- Born: October 5, 1951 (age 74) Boston, Massachusetts, U.S.
- Education: Ohio State University
- Awards: Humboldt Prize (2012)
- Scientific career
- Fields: Computational Linguistics
- Thesis: German Temporal Logic (1984)
- Doctoral advisor: David Dowty

= John Nerbonne =

American computational linguist (born 1951)

John A. Nerbonne (born October 5, 1951) is an American computational linguist. He was a professor of humanities computing at the University of Groningen until January 2017, when he gave his valedictory address at the celebration of the 30th anniversary of his department there.

== Career ==
Nerbonne was born in Boston. He graduated from the Albert-Ludwigs-Universität Freiburg in 1979 with an M.A. in Germanic Philology, from the Ohio State University in 1984 with an M.Sc. in Computer and Information Science, and from the Ohio State University in 1984 with a Ph.D. in Linguistics. After that, he worked in industry for eight years: five years at Hewlett-Packard Laboratories, and three years at the Deutsches Forschungszentrum für Künstliche Intelligenz. In 1993, he was appointed as Professor in Humanities Computing at the Department of Information Science at the University of Groningen. He was the director of the Groningen Center of Language and Cognition for fourteen years and supervised over 30 dissertations. In 2002, he was elected president of the Association for Computational Linguistics. Under his reign, Aravind Joshi was awarded the first ACL Lifetime Achievement Award.

In addition, Nerbonne has taught at Ohio State University (1981-1985), Stanford University (1987-1990), Saarland University (1990-1992), the European Summer School in Logic, Language and Information (1991), the Linguistics Institute of the Linguistic Society of America (1993), University of Stuttgart (2001) and was a guest researcher at Nippon Telegraph and Telephone (Yokosuka) for two months in 1996.

== Research ==

Nerbonne's research has ranged broadly within Linguistics and Computational Linguistics. His Ph.D. thesis was completed under the
supervision of David Dowty and concerns the syntax and semantics of temporal expressions in German. The grammar fragment there served as
the basis for a number of early computational implementations of Generalized Phrase Structure Grammar (GPSG), e.g., in Berlin and Stuttgart (LILOG) and led to several journal publications. After his Ph.D. he pursued computational linguistics in an applied setting, at Hewlett-Packard Labs, where he supervised linguistic work.

His work includes both theoretical and applied topics in computational linguistics, including detecting syntactic differences in corpora, natural language interfaces, semantics, language contact, grammar development, computer-assisted language learning, information extraction and simulations of language learning. Over the last decade, he focused more on creating computational tools for analyzing pronunciation differences, contributing a number of techniques to dialectology. His contributions in dialectology have given rise to the so-called School of Groningen in that field.

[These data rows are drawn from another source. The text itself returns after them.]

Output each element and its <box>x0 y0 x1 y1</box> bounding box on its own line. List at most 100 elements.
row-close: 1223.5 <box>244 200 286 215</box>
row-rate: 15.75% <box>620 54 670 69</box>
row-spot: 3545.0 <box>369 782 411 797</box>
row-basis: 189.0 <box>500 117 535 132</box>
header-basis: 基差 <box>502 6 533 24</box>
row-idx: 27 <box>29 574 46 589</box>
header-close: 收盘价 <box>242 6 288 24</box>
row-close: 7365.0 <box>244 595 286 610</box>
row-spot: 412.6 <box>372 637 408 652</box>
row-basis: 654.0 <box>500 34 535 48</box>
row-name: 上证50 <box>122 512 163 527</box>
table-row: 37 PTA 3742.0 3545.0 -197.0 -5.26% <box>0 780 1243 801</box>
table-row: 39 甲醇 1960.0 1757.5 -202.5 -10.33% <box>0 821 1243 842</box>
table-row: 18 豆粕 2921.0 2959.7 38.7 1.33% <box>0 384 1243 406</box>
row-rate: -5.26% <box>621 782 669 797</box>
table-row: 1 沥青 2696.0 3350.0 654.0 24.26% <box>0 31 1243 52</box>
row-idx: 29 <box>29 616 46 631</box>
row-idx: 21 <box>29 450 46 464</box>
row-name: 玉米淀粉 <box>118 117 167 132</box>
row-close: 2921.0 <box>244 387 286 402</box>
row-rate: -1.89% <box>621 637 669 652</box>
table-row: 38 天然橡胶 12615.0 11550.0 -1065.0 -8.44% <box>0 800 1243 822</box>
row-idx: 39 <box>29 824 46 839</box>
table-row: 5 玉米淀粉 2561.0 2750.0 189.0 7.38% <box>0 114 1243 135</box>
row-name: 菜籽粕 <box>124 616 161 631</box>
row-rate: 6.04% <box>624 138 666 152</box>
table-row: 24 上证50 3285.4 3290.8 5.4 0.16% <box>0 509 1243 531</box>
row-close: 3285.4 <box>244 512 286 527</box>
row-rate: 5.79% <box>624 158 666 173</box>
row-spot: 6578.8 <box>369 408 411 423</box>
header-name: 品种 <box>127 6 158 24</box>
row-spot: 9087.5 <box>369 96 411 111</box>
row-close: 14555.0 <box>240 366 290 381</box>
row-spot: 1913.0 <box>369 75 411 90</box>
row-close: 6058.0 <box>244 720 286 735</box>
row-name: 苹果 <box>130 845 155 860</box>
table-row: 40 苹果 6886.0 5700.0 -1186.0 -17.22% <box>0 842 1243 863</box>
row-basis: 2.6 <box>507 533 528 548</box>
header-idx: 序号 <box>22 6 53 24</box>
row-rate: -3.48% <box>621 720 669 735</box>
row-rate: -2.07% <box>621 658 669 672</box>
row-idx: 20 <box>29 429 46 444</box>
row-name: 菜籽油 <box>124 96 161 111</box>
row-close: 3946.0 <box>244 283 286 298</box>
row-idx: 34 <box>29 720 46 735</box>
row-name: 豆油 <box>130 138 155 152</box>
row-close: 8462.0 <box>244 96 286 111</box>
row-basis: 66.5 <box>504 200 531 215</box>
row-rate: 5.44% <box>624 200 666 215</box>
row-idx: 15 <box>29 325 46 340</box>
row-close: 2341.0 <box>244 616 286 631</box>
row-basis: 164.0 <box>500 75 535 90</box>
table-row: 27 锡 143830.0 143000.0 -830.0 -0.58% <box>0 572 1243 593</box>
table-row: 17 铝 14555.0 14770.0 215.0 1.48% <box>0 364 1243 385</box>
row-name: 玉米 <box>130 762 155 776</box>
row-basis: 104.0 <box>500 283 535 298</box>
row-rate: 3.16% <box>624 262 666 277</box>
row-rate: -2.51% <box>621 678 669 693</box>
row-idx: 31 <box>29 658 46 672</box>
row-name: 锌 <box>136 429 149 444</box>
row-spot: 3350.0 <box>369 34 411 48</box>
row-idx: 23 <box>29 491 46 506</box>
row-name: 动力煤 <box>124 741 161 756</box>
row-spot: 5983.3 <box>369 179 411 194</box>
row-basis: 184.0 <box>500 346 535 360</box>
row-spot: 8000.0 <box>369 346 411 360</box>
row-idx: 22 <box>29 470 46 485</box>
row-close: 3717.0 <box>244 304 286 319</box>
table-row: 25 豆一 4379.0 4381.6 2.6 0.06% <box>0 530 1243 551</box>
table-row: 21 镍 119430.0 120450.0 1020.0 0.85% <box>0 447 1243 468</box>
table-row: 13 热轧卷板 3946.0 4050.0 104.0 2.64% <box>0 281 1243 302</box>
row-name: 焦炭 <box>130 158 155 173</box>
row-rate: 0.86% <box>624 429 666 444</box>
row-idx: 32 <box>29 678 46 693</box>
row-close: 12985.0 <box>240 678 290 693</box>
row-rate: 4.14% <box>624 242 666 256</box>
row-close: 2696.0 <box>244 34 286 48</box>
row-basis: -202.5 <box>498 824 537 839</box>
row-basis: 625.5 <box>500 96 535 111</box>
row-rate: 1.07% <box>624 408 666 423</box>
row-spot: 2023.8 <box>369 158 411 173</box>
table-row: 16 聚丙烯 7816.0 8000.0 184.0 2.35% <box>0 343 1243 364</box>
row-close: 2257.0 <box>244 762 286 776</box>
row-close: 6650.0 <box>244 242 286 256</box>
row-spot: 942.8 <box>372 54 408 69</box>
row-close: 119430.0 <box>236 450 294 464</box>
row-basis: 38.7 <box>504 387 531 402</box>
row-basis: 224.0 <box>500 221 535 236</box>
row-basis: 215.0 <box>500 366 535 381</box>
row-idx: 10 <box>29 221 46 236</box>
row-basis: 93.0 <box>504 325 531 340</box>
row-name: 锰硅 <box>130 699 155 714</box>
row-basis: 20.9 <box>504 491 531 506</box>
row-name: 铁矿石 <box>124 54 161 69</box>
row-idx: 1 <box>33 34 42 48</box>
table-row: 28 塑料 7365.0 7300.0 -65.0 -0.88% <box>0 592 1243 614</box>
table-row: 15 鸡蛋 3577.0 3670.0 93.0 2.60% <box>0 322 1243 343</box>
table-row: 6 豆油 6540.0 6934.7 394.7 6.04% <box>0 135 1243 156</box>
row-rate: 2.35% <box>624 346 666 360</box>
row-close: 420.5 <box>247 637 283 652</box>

Nerbonne has served as associate editor of Computational Linguistics and has published there as well as in the international refereed journals Linguistische Berichte; Machine Translation; Linguistics; Linguistics and Philosophy; Künstliche Intelligenz; Annals of Mathematics and Artificial Intelligence; Journal of Logic, Language and Information; Traitement Automatique des Language, Language Variation and Change; Dialectologia et Geolinguistica; Taal en Tongval; Computers and the Humanities, and Lecture Notes in Computer Science.

== Distinctions ==
- Honorarprofessor at the Albert-Ludwigs-Universität Freiburg
- Knight of the Order of the Netherlands Lion (Ridder in de Orde van de Nederlandse Leeuw 2014)
- Member of the Royal Netherlands Academy of Arts and Sciences (KNAW) (2005)
- Winner of the German Alexander von Humboldt Prize in 2012

==Selected publications==
- Data-Driven Dialectology. In Language and Linguistics Compass, 3(1), 2009, pp. 175–198.
- Measuring Dialect Differences. With Wilbert Heeringa. In Jürgen Erich Schmidt and Peter Auer (eds.) Language and Space: Theories and Methods. Berlin: Mouton De Gruyter, 2009, pp. 550–567.
- Measuring the Diffusion of Linguistic Change. Philosophical Transactions of the Royal Society B: Biological Sciences, 365, 12 Dec. 2010, pp. 3821–3828.
- Quantitative Social Dialectology: Explaining Linguistic Variation Geographically and Socially. With Martijn Wieling and Harald Baayen. PLoS ONE, 6(9), 2011: e23613.
- Inducing a Measure of Phonetic Similarity from Pronunciation Variation. With Martijn Wieling and Eliza Margaretha. Journal of Phonetics. March 2012, pp. 307–314.